August 12, 2009

Horse 1023 - Twelve Men Good and True

Thomas Randolph in his poem The muses looking-glasse; and Amyntas circa 1635 wrote:
"I had rather... haue his twelve Godvathers, good men and true, contemne him to the Gallowes."

The twelve Godfathers, good men and true is referring to none other than that of a jury; a panel of twelve people selected from society to judge the fate and evidence placed before them, of some other member of society accused of some serious crime.

Legend has it that the first ever jury, was formed in the city of Chester in north-west England in 946AD, though one must wonder at both the validity of the story and of the sense of it.

The wife of the Governor of Hawarden (a village 5 miles west of Chester and who's most famous son was PM William Gladstone), was praying in the local church for a break in a drought which was causing crops to fail, resulting in famine. Apparantly, a thunderstorm broke out and a statue of the Virgin Mary fell on top of her, killing her instantly.

A court was called and twelve good men and true, found the statue guilty of murder and condemned the statue to be hanged.
Because it was a statue of the Virgin Mary it was then decided that God should decide its fate, so the statue was thrown into the River Dee until it was "drowned".

The people of Chester, some 5 miles down the River Dee who found the statue and pronounced it quite dead, then buried the statue.
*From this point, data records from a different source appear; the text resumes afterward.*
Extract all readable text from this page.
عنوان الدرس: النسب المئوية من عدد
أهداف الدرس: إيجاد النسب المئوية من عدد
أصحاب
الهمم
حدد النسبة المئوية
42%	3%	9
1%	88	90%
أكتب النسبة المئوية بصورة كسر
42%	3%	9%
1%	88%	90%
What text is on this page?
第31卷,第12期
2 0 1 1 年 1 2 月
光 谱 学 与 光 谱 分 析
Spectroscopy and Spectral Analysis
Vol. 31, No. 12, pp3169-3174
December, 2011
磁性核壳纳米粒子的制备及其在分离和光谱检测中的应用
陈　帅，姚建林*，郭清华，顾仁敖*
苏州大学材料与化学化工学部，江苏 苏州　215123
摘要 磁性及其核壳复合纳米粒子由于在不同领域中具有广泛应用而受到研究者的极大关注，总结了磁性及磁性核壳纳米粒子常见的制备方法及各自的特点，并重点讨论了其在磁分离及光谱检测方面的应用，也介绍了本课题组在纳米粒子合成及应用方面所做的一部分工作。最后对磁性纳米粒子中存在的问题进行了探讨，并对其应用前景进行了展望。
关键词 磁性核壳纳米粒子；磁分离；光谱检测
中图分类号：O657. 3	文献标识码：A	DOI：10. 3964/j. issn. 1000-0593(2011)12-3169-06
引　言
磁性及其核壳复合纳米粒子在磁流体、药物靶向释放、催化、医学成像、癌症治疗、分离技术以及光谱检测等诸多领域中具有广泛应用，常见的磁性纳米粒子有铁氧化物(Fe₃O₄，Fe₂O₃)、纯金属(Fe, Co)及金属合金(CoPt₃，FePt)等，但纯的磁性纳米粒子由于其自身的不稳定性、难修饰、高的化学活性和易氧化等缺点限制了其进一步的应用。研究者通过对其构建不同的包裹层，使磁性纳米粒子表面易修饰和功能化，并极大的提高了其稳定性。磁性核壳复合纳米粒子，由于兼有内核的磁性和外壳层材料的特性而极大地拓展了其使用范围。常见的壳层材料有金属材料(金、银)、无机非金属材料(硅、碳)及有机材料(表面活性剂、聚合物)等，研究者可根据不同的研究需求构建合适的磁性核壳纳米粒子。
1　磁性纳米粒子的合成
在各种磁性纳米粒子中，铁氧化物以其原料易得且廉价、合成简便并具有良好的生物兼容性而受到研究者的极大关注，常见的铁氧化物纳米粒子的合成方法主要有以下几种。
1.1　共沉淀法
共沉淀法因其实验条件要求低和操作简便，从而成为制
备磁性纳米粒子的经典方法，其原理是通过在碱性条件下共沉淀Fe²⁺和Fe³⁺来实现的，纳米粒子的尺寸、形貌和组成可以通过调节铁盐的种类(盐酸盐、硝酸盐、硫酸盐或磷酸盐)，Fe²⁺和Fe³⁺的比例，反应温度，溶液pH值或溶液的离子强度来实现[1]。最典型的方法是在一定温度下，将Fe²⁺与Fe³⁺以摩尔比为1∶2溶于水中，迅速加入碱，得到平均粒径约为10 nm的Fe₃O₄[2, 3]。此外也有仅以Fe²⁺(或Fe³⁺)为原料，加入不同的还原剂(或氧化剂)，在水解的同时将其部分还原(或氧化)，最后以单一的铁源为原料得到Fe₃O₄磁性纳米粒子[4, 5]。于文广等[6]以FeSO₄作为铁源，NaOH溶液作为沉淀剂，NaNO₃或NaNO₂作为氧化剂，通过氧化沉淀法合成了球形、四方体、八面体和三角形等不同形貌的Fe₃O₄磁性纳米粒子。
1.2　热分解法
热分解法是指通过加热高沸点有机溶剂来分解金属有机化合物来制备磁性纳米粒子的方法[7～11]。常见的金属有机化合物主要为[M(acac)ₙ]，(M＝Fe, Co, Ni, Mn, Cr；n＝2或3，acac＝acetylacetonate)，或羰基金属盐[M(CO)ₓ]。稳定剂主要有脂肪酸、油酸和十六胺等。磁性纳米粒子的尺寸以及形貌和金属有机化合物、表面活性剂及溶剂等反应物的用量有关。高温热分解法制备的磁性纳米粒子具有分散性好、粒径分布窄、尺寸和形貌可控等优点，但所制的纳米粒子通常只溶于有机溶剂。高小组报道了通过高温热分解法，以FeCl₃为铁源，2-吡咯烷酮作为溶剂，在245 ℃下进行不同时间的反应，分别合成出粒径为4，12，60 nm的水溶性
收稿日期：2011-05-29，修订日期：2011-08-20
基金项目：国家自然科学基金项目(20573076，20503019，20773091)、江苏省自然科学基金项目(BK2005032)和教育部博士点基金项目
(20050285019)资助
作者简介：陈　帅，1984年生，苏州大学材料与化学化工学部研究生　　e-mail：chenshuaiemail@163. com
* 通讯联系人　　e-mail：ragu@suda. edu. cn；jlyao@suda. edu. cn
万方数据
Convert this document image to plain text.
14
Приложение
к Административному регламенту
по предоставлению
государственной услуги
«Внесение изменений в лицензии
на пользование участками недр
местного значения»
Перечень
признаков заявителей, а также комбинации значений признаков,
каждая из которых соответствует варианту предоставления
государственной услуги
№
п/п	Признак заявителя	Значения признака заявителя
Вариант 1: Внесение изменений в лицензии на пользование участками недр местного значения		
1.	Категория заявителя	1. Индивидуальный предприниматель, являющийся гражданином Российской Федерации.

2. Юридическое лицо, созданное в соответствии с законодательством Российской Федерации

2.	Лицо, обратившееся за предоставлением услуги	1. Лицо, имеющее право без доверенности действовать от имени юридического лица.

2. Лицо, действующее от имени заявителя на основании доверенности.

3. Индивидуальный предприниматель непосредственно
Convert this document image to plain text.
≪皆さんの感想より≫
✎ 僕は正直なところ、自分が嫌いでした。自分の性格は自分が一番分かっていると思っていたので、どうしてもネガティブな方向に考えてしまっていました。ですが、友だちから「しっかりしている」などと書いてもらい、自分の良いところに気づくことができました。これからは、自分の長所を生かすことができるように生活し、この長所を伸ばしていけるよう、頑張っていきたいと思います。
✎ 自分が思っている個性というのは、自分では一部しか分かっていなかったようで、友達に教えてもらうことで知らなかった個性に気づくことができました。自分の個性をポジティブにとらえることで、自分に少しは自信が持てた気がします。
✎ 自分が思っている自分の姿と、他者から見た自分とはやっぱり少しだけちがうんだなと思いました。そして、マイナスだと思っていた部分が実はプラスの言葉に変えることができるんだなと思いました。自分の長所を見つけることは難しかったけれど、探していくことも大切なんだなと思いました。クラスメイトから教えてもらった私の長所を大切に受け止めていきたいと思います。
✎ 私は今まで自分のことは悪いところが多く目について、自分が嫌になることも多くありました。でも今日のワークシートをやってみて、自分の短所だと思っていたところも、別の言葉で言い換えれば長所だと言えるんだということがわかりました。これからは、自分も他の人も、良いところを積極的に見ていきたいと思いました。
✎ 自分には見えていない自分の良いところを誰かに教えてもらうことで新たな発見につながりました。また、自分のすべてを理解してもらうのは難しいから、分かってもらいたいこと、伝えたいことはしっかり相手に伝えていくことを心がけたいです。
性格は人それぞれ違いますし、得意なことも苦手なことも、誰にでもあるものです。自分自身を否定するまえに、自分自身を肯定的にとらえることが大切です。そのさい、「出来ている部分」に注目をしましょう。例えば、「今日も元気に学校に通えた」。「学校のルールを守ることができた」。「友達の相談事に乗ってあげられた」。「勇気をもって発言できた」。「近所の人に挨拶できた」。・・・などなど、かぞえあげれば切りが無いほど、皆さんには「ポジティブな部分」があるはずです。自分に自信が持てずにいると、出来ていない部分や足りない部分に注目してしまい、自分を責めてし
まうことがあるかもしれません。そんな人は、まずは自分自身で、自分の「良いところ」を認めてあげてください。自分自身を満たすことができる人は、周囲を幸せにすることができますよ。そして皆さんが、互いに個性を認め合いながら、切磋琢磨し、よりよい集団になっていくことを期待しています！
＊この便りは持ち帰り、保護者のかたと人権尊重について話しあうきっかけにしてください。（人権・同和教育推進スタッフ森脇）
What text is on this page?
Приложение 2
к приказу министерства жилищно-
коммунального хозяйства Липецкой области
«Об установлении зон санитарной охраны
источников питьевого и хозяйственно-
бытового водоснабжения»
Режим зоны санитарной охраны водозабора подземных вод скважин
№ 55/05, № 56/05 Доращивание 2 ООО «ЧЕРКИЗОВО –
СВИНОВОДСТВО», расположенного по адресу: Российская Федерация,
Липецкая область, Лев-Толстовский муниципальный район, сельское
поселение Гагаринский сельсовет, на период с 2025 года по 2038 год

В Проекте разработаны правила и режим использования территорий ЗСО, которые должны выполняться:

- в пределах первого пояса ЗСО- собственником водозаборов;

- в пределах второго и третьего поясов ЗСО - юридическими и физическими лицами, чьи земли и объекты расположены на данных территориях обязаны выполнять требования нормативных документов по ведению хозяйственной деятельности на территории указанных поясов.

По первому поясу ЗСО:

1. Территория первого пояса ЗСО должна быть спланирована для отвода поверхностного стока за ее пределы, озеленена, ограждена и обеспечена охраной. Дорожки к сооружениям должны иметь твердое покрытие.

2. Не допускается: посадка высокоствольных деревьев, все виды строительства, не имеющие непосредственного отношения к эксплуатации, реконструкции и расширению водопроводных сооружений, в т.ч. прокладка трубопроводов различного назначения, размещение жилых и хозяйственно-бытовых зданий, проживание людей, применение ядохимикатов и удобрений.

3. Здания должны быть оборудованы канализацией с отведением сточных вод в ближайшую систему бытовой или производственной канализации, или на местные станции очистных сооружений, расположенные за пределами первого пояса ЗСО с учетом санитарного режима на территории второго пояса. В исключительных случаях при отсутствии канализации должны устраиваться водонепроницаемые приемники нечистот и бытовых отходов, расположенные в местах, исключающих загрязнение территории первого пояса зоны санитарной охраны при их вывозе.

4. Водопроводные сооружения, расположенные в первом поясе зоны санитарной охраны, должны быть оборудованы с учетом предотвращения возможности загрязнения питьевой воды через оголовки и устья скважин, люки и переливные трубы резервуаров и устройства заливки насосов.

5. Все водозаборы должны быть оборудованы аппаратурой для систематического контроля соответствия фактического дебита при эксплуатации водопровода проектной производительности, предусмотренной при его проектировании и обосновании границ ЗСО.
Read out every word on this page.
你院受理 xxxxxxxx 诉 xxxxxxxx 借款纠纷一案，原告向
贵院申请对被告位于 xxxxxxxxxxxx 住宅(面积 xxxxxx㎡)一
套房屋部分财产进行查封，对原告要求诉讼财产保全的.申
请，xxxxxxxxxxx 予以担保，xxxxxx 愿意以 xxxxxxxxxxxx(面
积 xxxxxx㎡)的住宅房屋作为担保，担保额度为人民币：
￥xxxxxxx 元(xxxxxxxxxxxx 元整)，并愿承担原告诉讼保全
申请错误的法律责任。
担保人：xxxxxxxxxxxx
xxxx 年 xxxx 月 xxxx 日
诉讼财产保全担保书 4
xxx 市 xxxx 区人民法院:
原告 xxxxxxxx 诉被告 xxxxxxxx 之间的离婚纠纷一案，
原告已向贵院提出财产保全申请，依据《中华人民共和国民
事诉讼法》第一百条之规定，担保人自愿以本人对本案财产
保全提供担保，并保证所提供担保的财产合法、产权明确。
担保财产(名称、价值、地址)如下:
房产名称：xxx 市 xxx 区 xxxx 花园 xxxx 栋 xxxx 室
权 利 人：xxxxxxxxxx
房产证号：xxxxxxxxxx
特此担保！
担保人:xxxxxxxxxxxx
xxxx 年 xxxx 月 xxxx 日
It is belived to have been buried under what is now called the Roodee, or the stump of presumably what once was a sandstone cross marking its grave.

Now I don't know about the sense about finding a statue guilty of murder, but it does show that even in the dark ages people were thinking about more equitable ways of deciding the results of court proceedings. If twelve men good and true decide something, then the chances are that it must be equitable, albeit incredibly silly.